Animal rights activists and their allies complained the school was causing potential psychological damage to the children at the school and would burden them with guilt by slaughtering the pig.

Bernie Williams, executive producer of a new Charlotte’s Web film, fired off an e-mail to the school saying, in part,

I have worked with pigs over the past 11 months and I have so much respect for these animals. The bullboar sausages will soon be forgotten after the food fair, but the guilt of killing this pig which has been domesticated will last forever on those that have a conscience.

Meanwhile, Animal Liberation Victoria offered to provide legal assistance to any students who wanted to sue the school and the Education Department for causing “torment and distress.”

Sources:

Furore as Charlotte made into sausages. Channel Nine (Australia), July 24, 2005.

Plea to spare animals from sausage meat. The Courier (Asutralia), July 21, 2005.

Pig Domesticated Repeatedly Throughout Human History

Scientists at the University of Durham recently published the results of their DNA analysis of pigs suggesting that pigs were domesticated independently at least 7 times throughout human history and in different parts of the world.

Lead researcher Keith Dobney said in a press release,

Many archaeologists have assumed the pig was domesticated in no more than two areas of the world, the Near East and the Far East, but our findings turn this theory on its head. Our study shows that domestication also occurred independently in Central Europe, Italy, Northern India, South East Asia and maybe even Island South East Asia. The spread of farming into these areas during the Neolithic seems to have kick-started local independent domestication of wild boar.

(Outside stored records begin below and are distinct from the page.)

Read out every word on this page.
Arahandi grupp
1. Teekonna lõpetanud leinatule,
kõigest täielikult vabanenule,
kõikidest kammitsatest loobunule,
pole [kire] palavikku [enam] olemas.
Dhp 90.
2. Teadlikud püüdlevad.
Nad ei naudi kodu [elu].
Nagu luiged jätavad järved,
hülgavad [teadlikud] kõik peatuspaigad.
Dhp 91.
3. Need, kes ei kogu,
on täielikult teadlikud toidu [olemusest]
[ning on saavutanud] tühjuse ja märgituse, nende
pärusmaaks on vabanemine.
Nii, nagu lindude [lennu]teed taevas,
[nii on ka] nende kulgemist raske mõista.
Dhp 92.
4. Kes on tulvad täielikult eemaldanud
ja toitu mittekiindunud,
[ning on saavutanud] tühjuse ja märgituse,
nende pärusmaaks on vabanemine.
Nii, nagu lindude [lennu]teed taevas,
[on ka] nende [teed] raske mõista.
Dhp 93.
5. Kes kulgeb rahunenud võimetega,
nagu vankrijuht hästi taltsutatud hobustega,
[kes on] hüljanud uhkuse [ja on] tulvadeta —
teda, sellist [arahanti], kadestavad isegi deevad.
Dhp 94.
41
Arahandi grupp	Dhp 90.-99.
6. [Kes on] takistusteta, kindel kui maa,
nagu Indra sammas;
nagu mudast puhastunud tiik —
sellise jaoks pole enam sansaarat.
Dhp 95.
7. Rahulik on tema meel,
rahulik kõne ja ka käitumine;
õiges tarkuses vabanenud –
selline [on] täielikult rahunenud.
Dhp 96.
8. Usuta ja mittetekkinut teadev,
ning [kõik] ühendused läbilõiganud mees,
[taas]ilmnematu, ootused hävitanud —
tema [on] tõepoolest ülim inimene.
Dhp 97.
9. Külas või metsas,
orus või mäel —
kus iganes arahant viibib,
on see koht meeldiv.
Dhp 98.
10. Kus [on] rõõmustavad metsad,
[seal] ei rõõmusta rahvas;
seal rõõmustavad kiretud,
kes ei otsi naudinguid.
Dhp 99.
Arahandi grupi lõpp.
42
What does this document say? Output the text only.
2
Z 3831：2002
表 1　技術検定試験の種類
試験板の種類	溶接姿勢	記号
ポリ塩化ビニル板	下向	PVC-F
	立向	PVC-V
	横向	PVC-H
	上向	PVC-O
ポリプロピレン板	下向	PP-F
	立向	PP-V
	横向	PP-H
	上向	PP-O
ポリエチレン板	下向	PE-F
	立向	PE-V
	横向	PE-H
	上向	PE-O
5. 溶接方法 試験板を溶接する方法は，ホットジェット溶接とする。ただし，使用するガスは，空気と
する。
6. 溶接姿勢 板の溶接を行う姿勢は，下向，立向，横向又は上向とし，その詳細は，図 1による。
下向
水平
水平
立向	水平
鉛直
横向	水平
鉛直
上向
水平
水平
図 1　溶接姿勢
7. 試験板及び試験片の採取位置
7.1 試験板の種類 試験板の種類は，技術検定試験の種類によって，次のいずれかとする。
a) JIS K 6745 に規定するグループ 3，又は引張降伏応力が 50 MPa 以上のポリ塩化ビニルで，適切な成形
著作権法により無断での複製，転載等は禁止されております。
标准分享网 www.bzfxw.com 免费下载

The first evidence of pig domestication occurs in both Eastern Turkey and China about 9,000 years ago. It was believed that from those two initial domestications that the domesticated pig then spread across the world through trade and immigration.

But the DNA evidence examined by Dobney’s team suggests that, instead, other pockets of human civilization domesticated the pig independently, accounting for the animal’s widespread domestication.

As Greger Larson, who collaborated on the research, put it,

Our data show domestication was not as rare as previously thought and that the question now is not “where were pigs domesticated?”, but rather “where were they not domesticated?” This forces us to reconsider our assumptions about early human history and the beginnings of domestication.

Dobney and Larson’s research was published in the March 11, 2005 edition of Science.

Sources:

Pigs domesticated ‘many times’. The BBC, March 11, 2005.

Pigs force rethink on human history. Press Release, University of Oxford, March 11, 2005.